Restoring balance after stroke
Researcher Jonathan Singer was six weeks into his PhD studies in biomechanics at the University of Waterloo when his supervisor had a stroke and he suddenly “saw first-hand the challenges he was going through.”
“It got me interested in stroke and what I, as a biomechanist, could do about it,” says Dr. Singer, now a post-doctoral researcher in the HSF Canadian Partnership for Stroke Recovery. “People think of stroke as an injury to the brain. But it’s also an injury at the muscle level.”
Working with CPSR-Investigator Dr. George Mochizuki, Dr.

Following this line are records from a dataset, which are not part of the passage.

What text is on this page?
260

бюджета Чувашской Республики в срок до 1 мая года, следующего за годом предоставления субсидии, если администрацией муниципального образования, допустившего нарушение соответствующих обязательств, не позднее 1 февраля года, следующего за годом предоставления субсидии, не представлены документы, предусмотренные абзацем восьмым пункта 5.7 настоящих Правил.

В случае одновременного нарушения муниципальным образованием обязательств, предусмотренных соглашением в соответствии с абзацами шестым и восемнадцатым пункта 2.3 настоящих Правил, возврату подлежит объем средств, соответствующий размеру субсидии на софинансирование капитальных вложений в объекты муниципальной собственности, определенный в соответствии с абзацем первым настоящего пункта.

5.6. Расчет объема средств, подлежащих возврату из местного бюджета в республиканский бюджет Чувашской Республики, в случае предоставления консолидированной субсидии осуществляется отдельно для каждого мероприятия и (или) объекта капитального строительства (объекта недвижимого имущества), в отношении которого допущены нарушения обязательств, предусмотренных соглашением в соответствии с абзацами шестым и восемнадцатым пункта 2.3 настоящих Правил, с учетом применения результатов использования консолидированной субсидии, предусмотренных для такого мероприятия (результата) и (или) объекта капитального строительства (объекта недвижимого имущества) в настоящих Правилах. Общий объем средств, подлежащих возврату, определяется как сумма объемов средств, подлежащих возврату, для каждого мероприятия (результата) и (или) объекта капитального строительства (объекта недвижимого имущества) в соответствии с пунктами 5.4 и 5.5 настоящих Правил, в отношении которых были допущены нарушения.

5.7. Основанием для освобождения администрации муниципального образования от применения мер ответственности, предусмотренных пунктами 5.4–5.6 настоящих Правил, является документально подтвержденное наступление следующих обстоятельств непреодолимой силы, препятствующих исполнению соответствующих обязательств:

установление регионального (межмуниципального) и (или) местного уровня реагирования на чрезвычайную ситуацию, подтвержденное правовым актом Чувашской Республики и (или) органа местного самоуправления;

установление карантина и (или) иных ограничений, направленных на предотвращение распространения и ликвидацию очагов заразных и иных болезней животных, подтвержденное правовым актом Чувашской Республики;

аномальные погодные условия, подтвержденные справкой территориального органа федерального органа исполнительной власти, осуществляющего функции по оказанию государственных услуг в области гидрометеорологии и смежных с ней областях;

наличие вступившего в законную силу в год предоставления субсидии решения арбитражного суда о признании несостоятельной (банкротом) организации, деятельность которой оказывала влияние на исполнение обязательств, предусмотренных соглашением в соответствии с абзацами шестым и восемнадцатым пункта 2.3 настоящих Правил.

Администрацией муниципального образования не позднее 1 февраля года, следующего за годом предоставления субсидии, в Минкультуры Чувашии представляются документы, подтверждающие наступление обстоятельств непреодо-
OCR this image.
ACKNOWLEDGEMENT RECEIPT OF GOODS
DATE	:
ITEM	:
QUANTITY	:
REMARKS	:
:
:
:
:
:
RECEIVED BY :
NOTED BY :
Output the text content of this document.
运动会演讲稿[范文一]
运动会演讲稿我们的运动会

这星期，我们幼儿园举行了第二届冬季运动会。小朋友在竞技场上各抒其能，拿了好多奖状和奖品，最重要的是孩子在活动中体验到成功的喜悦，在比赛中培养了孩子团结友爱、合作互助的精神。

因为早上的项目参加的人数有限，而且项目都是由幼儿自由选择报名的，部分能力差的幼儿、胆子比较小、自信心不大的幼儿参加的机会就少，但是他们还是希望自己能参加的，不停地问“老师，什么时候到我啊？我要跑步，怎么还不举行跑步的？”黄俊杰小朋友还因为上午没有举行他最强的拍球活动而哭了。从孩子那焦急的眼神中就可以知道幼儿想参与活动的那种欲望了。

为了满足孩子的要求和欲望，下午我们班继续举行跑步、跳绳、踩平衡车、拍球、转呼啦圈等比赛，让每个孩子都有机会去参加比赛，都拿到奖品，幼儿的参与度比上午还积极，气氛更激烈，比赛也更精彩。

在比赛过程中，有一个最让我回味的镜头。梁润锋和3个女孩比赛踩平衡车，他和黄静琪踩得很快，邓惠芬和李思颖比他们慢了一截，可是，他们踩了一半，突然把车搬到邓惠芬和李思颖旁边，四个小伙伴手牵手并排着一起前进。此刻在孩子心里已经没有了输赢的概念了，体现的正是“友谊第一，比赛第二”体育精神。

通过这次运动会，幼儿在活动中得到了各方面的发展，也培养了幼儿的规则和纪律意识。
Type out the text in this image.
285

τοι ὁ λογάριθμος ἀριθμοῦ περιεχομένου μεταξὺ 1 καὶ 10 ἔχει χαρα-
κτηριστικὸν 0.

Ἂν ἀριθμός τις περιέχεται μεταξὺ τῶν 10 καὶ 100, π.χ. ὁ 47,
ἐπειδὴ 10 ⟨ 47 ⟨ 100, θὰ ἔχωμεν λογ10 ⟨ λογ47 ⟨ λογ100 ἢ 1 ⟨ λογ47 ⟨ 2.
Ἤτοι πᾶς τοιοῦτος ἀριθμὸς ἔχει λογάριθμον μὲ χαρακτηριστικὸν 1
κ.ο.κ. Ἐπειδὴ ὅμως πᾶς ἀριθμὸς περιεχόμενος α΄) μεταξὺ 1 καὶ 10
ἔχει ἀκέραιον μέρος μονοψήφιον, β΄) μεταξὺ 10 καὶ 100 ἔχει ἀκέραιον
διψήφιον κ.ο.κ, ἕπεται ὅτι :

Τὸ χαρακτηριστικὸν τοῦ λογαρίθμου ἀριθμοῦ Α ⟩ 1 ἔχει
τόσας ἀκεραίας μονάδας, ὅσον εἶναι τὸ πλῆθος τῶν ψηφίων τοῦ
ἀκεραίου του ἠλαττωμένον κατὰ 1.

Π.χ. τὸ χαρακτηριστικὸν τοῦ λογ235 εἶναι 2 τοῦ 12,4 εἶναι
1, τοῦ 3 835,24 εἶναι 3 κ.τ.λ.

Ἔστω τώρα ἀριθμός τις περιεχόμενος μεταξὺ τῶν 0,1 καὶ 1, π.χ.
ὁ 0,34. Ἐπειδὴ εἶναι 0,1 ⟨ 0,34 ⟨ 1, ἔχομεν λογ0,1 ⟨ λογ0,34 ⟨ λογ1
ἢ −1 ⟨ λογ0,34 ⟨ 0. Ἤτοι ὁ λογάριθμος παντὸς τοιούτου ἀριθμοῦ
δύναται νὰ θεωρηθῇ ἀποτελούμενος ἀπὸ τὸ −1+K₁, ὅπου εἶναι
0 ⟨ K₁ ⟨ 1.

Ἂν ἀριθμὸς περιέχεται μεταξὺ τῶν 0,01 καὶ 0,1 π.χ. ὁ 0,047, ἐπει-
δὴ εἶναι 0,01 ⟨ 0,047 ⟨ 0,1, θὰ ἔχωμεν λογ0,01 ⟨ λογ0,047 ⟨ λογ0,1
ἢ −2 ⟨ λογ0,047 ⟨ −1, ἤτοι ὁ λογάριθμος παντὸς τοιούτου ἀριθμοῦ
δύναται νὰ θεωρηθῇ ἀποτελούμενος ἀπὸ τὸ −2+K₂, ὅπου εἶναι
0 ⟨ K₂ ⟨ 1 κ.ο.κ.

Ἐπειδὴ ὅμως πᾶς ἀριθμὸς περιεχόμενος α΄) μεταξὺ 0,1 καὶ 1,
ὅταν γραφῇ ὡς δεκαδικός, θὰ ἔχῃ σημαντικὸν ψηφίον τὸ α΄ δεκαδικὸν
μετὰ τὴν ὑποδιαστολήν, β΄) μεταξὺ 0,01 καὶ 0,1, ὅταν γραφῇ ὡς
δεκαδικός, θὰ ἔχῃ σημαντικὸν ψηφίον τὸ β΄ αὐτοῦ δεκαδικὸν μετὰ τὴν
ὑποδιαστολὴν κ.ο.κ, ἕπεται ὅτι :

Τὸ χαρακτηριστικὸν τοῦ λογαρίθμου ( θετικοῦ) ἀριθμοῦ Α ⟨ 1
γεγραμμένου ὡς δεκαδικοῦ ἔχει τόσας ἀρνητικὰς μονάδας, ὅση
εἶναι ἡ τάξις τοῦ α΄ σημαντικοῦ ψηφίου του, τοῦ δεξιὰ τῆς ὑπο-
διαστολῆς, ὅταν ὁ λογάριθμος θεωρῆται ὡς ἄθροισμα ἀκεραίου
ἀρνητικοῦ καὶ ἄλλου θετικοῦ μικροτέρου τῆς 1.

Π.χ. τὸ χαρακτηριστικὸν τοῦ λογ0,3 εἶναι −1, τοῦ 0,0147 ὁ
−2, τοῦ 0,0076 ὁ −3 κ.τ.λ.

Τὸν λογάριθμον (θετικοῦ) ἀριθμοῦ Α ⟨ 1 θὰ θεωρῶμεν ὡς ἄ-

Singer is studying issues of balance control in people who have strokes, using what he calls “glorified bathroom scales.”
Blue plates on the floor of a research lab at Sunnybrook Health Sciences Centre measure not only downward forces applied when standing, but also those applied front to back, and side to side.
“How can you say you are managing spasticity and reducing the risk of falls if you aren’t measuring whether balance is improving?” Dr. Mochizuki says.
Dr. Singer is gathering three-dimensional data and measuring things like symmetry of forces, and the ability of individuals to determine if they are able to use both legs simultaneously.
His goal is to better understand how spasticity – tightness or stiffness in muscles – affects the ability to stand, move and walk.
“Spasticity affects your ability to generate forces and apply them to your environment,” he says. “If we understand the mechanisms, we can target therapies to address these issues.”